Industrial sectors with inherent process emissions—cement production, for example, generates CO2 from limestone decomposition, not just fuel combustion—represent priority applications where alternatives to CCS are limited. Using limited climate policy resources to support CCS for these hard-to-abate sectors makes more sense than subsidising CCS for fossil fuel production that could be replaced by renewables.
Regulatory and Liability Frameworks
CCS requires clear regulatory frameworks addressing liability for potential leakage, long-term stewardship responsibilities, and interaction with other subsurface uses. Australian states have established frameworks but details vary, creating complexity for projects spanning multiple jurisdictions.
Offshore CCS in Commonwealth waters requires separate approvals. The regulatory fragmentation occasionally creates conflicts or gaps where no agency has clear authority. Streamlining these processes would reduce project costs and uncertainty but requires coordination between state and federal governments with different priorities.
Public liability is particularly thorny. If stored CO2 leaks decades after injection stops, who bears responsibility? Requiring companies to maintain financial assurance indefinitely is impractical. Governments accepting liability creates taxpayer risk. Limiting liability might leave damages uncompensated. No perfect solution exists; policy frameworks attempt reasonable compromises.
International Context
Australia’s CCS deployment is modest compared to global leaders like Norway and the United States. Norwegian experience with offshore storage provides valuable lessons for Australian offshore projects. US tax credits for CCS have stimulated substantial deployment, demonstrating that policy support can drive adoption despite unfavourable economics.
Some nations have abandoned or severely curtailed CCS development, judging that renewable energy provides better climate value per dollar invested. Others view CCS as essential for specific industrial applications regardless of economics. Australia’s position between these extremes reflects divided views among policymakers about CCS’s appropriate role.
Future Trajectory
CCS deployment in Australia will likely expand modestly in industrial applications where process emissions make alternatives difficult. Large-scale deployment for power generation seems unlikely given renewable energy economics. Continued operation of existing facilities depends on policy settings and operator commitments.
Research will continue improving capture efficiency and reducing costs, but transformative breakthroughs that make CCS economically competitive without subsidies are unlikely. The technology is mature; further development will bring incremental improvements rather than fundamental changes.

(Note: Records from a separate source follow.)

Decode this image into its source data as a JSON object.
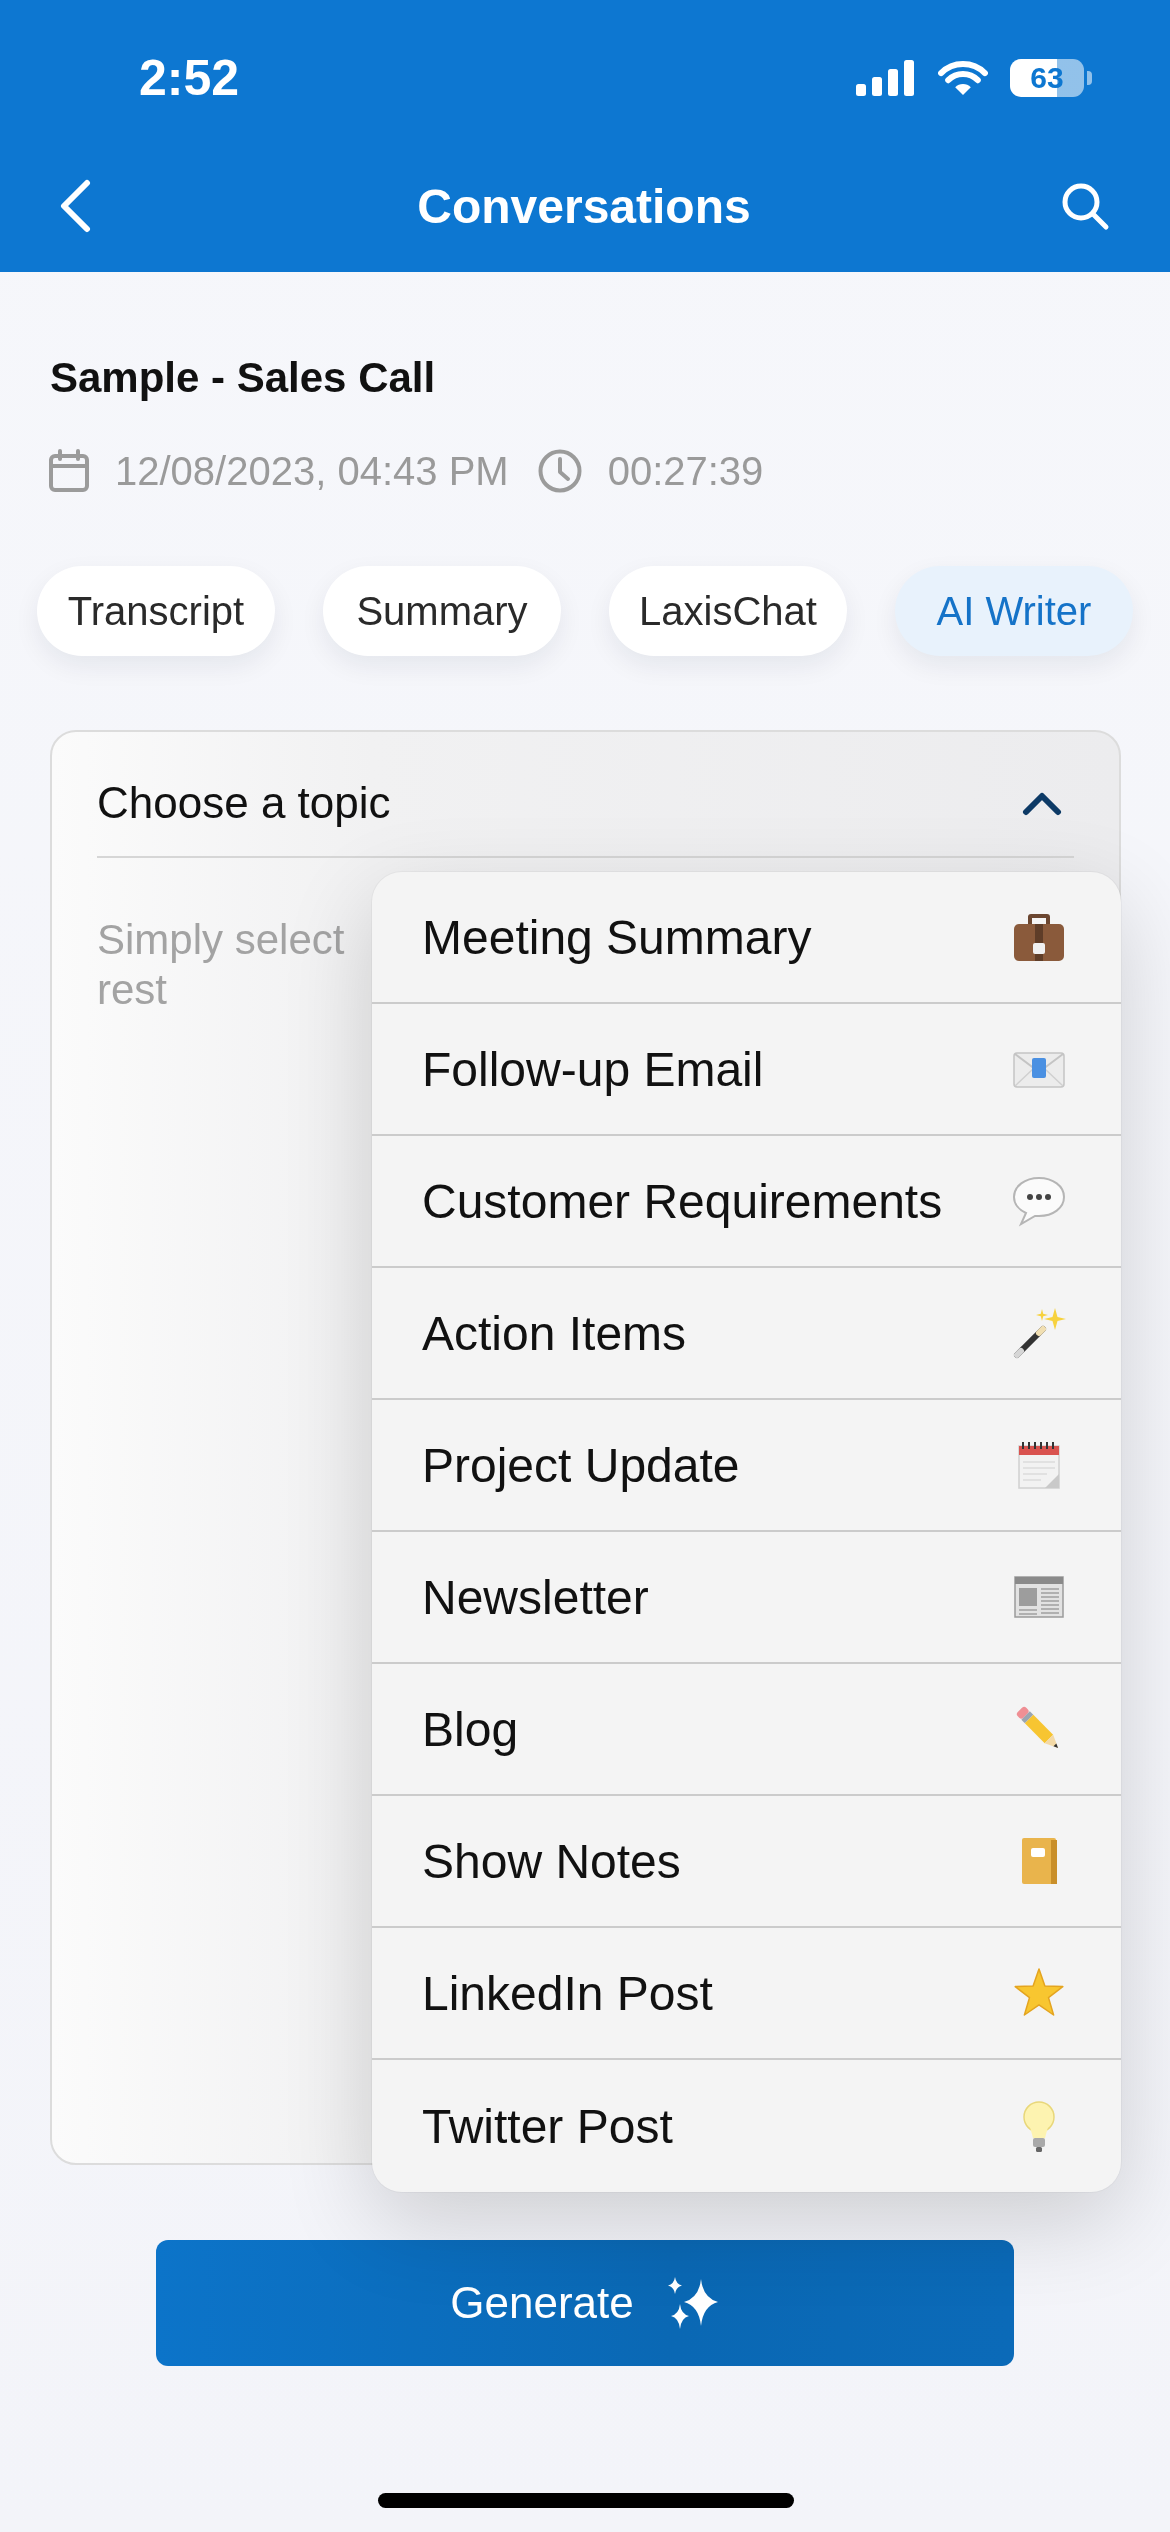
{
  "status_bar": {
    "time": "2:52",
    "battery": "63"
  },
  "nav_bar": {
    "title": "Conversations"
  },
  "conversation": {
    "title": "Sample - Sales Call",
    "date": "12/08/2023, 04:43 PM",
    "duration": "00:27:39"
  },
  "tabs": [
    {
      "label": "Transcript",
      "selected": false
    },
    {
      "label": "Summary",
      "selected": false
    },
    {
      "label": "LaxisChat",
      "selected": false
    },
    {
      "label": "AI Writer",
      "selected": true
    }
  ],
  "topic_select": {
    "label": "Choose a topic",
    "expanded": true,
    "hint_lines": [
      "Simply select",
      "rest"
    ],
    "options": [
      {
        "label": "Meeting Summary",
        "selected": false
      },
      {
        "label": "Follow-up Email",
        "selected": false
      },
      {
        "label": "Customer Requirements",
        "selected": false
      },
      {
        "label": "Action Items",
        "selected": false
      },
      {
        "label": "Project Update",
        "selected": false
      },
      {
        "label": "Newsletter",
        "selected": false
      },
      {
        "label": "Blog",
        "selected": false
      },
      {
        "label": "Show Notes",
        "selected": false
      },
      {
        "label": "LinkedIn Post",
        "selected": false
      },
      {
        "label": "Twitter Post",
        "selected": false
      }
    ]
  },
  "generate_button": {
    "label": "Generate"
  }
}
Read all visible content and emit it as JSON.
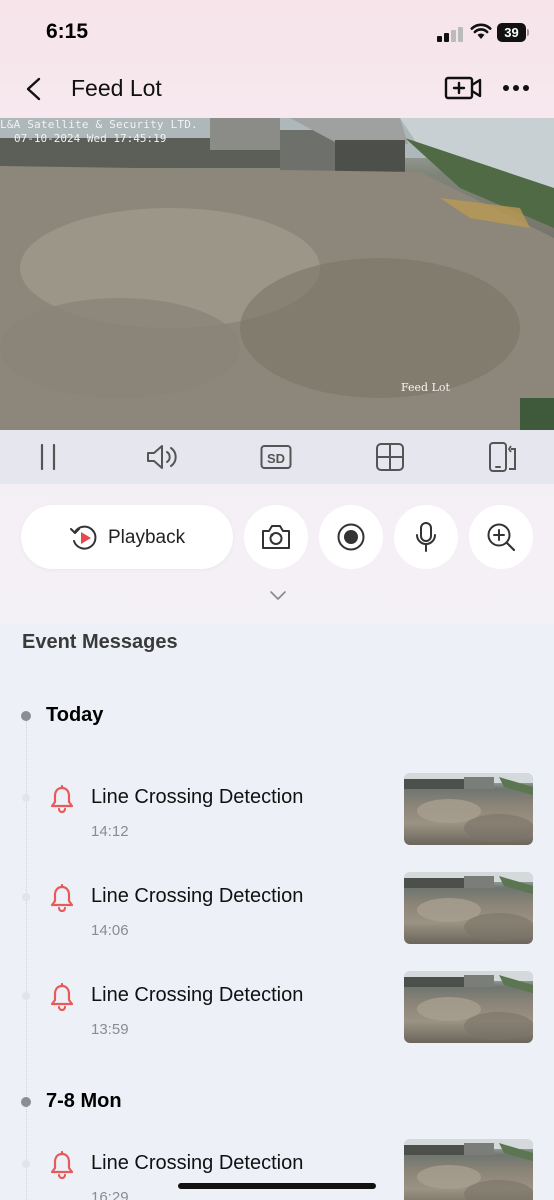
{
  "status_bar": {
    "time": "6:15",
    "battery": "39"
  },
  "header": {
    "title": "Feed Lot",
    "back_icon": "chevron-left-icon",
    "add_camera_icon": "video-add-icon",
    "more_icon": "ellipsis-icon"
  },
  "video": {
    "osd_company": "L&A Satellite & Security LTD.",
    "osd_datetime": "07-10-2024 Wed 17:45:19",
    "osd_camera_name": "Feed Lot"
  },
  "controls": {
    "items": [
      "pause-icon",
      "speaker-icon",
      "sd-quality-icon",
      "grid-view-icon",
      "rotate-phone-icon"
    ]
  },
  "actions": {
    "playback_label": "Playback",
    "buttons": [
      "camera-snapshot-icon",
      "record-icon",
      "microphone-icon",
      "zoom-in-icon"
    ]
  },
  "events": {
    "heading": "Event Messages",
    "groups": [
      {
        "date": "Today",
        "items": [
          {
            "title": "Line Crossing Detection",
            "time": "14:12"
          },
          {
            "title": "Line Crossing Detection",
            "time": "14:06"
          },
          {
            "title": "Line Crossing Detection",
            "time": "13:59"
          }
        ]
      },
      {
        "date": "7-8 Mon",
        "items": [
          {
            "title": "Line Crossing Detection",
            "time": "16:29"
          }
        ]
      }
    ]
  },
  "colors": {
    "bell": "#e85a5a",
    "playback_accent": "#e8474c"
  }
}
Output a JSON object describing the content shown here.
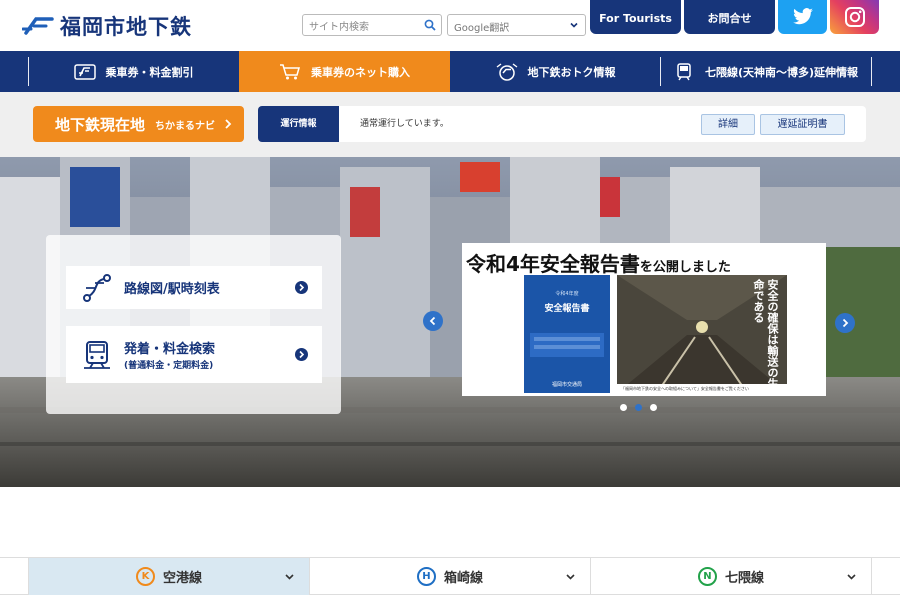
{
  "header": {
    "logo_text": "福岡市地下鉄",
    "search_placeholder": "サイト内検索",
    "translate_label": "Google翻訳",
    "for_tourists": "For Tourists",
    "contact": "お問合せ"
  },
  "nav": {
    "items": [
      {
        "label": "乗車券・料金割引",
        "icon": "ticket-icon"
      },
      {
        "label": "乗車券のネット購入",
        "icon": "cart-icon"
      },
      {
        "label": "地下鉄おトク情報",
        "icon": "coupon-icon"
      },
      {
        "label": "七隈線(天神南〜博多)延伸情報",
        "icon": "train-icon"
      }
    ],
    "active_index": 1
  },
  "infobar": {
    "location_main": "地下鉄現在地",
    "location_sub": "ちかまるナビ",
    "status_label": "運行情報",
    "status_text": "通常運行しています。",
    "detail_button": "詳細",
    "delay_button": "遅延証明書"
  },
  "hero": {
    "quick_links": [
      {
        "label": "路線図/駅時刻表",
        "icon": "route-map-icon"
      },
      {
        "label": "発着・料金検索",
        "sublabel": "(普通料金・定期料金)",
        "icon": "train-front-icon"
      }
    ],
    "banner": {
      "title_main": "令和4年安全報告書",
      "title_tail": "を公開しました",
      "report_year": "令和4年度",
      "report_title": "安全報告書",
      "report_footer": "福岡市交通局",
      "photo_text": "安全の確保は輸送の生命である",
      "caption": "「福岡市地下鉄の安全への取組みについて」安全報告書をご覧ください"
    },
    "slides_count": 3,
    "active_slide": 1
  },
  "lines": [
    {
      "code": "K",
      "name": "空港線",
      "color": "#f08a1c"
    },
    {
      "code": "H",
      "name": "箱崎線",
      "color": "#1f6fc4"
    },
    {
      "code": "N",
      "name": "七隈線",
      "color": "#22a24a"
    }
  ],
  "colors": {
    "brand_navy": "#17357a",
    "accent_orange": "#f08a1c",
    "accent_blue": "#2f72c9"
  }
}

CCS will remain a niche climate tool rather than the comprehensive solution some advocates promoted. That’s probably appropriate—using CCS where it makes sense technically and economically while pursuing cheaper emissions reductions elsewhere represents rational climate policy. The inflated expectations that surrounded CCS a decade ago have given way to more realistic assessment of both capabilities and limitations.